RNA - These arms sales were authorized on an “emergency” basis to bypass Congress, though since they weren’t being rushed to the purchasers, Congress still had ample time to debate and vote against the sales. Until that happens, the US will continue to be complicit in Saudi war crimes in Yemen.
Washington is agonizingly slow at learning from its mistakes too. Over the last five years or so in that critical but chaotic part of the world, the United States has repeatedly witnessed the limitations of using the blunt instrument of American military force to win that complicated political, social, economic and religious conflict. There is, of course, no better example of this failure to understand the limits of American military power than its disastrous invasion and occupation of Iraq as well. And yet it is now back to making the same mistake, this time in Yemen.
For five years, the United States has supported a coalition led by Saudi Arabia that is waging war inside Yemen, trying to oust a government made up of members of the Houthi Ansarulah movement. US role in the coalition is significant – it sells bombs and weapons to the Saudis, it helps them pick targets inside Yemen, and it refuels their planes in the sky.
To anyone paying attention, it's clear that the United States is engaged in a war in Yemen. And yet this war has not been authorized or debated by Congress. Its involvement started quietly under President Barack Obama, and now President Donald Trump has increased US participation. And it's not as if US participation in the Yemen conflict hasn't come with serious consequences.
Yemen has become a hell on earth for the civilians caught within its borders.

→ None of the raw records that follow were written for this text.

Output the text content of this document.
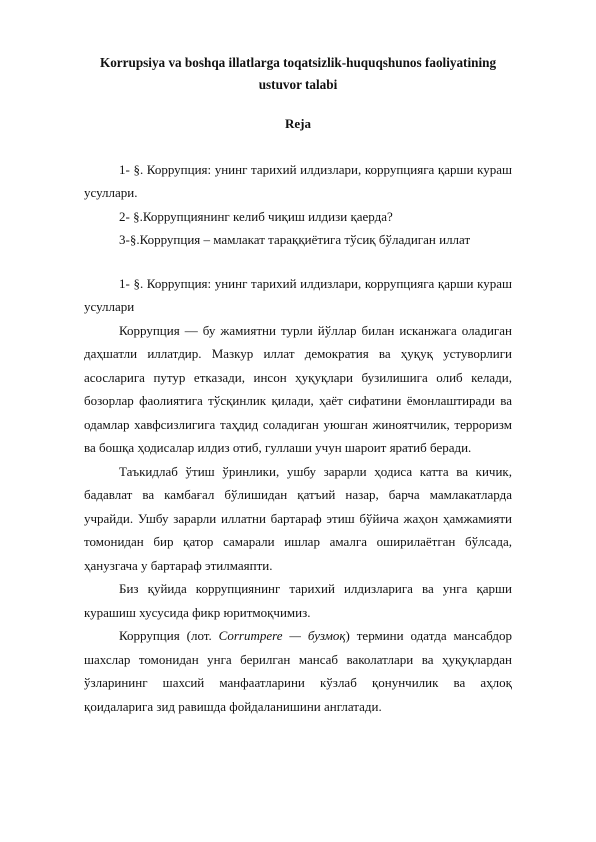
Korrupsiya va boshqa illatlarga toqatsizlik-huquqshunos faoliyatining ustuvor talabi

Reja

1- §. Коррупция: унинг тарихий илдизлари, коррупцияга қарши кураш усуллари.

2- §.Коррупциянинг келиб чиқиш илдизи қаерда?

3-§.Коррупция – мамлакат тараққиётига тўсиқ бўладиган иллат

1- §. Коррупция: унинг тарихий илдизлари, коррупцияга қарши кураш усуллари

Коррупция — бу жамиятни турли йўллар билан исканжага оладиган даҳшатли иллатдир. Мазкур иллат демократия ва ҳуқуқ устуворлиги асосларига путур етказади, инсон ҳуқуқлари бузилишига олиб келади, бозорлар фаолиятига тўсқинлик қилади, ҳаёт сифатини ёмонлаштиради ва одамлар хавфсизлигига таҳдид соладиган уюшган жиноятчилик, терроризм ва бошқа ҳодисалар илдиз отиб, гуллаши учун шароит яратиб беради.

Таъкидлаб ўтиш ўринлики, ушбу зарарли ҳодиса катта ва кичик, бадавлат ва камбағал бўлишидан қатъий назар, барча мамлакатларда учрайди. Ушбу зарарли иллатни бартараф этиш бўйича жаҳон ҳамжамияти томонидан бир қатор самарали ишлар амалга оширилаётган бўлсада, ҳанузгача у бартараф этилмаяпти.

Биз қуйида коррупциянинг тарихий илдизларига ва унга қарши курашиш хусусида фикр юритмоқчимиз.

Коррупция (лот. Corrumpere — бузмоқ) термини одатда мансабдор шахслар томонидан унга берилган мансаб ваколатлари ва ҳуқуқлардан ўзларининг шахсий манфаатларини кўзлаб қонунчилик ва аҳлоқ қоидаларига зид равишда фойдаланишини англатади.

More than 90,000 innocents have been killed in the Saudi-led bombing campaign since the beginning of the civil war, according to the UN. Targets have included schools, hospitals, weddings, funeral parties and school buses carrying children.
More than 22 million people - three quarters of the population - require humanitarian assistance and protection. The country is on the brink of famine and is in the midst of the worst cholera outbreak in the world. To date, an estimated 85,000 children under the age of 5 in Yemen may have died from starvation and disease. In many ways, this suffering is an intentional byproduct of the Saudi coalition, which has targeted water treatment plants, health clinics and even a Doctors Without Borders hospital, all with US assistance.
According to Fars News Agancy, there is a US imprint on each of these civilian deaths. As the humanitarian nightmare worsens, it also provides the fuel to recruit young men into terrorist organizations, which have been able to thrive in the power vacuum created by the war.
It's time for Congress to reclaim one of its most fundamental duties - deciding when and where the United States goes to war. For too long, it has been content to sit on the sidelines and cede this power to the executive branch. But in doing so, it is repeating the same mistakes it has made with regard to US foreign policy in the Middle East in the last several years. It's time to end this disastrous engagement in Yemen, and it's time for the Congress to this shameless war on a defenseless nation.
The United States is failing in Yemen (and the entire Middle East, for that matter) ethically and strategically. America is complicit in the collapse of an impoverished, failed state that has spread the anti-American spirit all over the Middle-East. The US role in Yemen counts not only because millions may die, but because it matters how Americans are viewed in the world. The Yemen war has brought Riyadh and Washington mere defeat and failure and filled the world with hate for the Saudis and their American backers. Even if one is loath to discuss morals or human rights, consider it this way: Withdrawing support from Saudi aggression could save millions of civilian lives.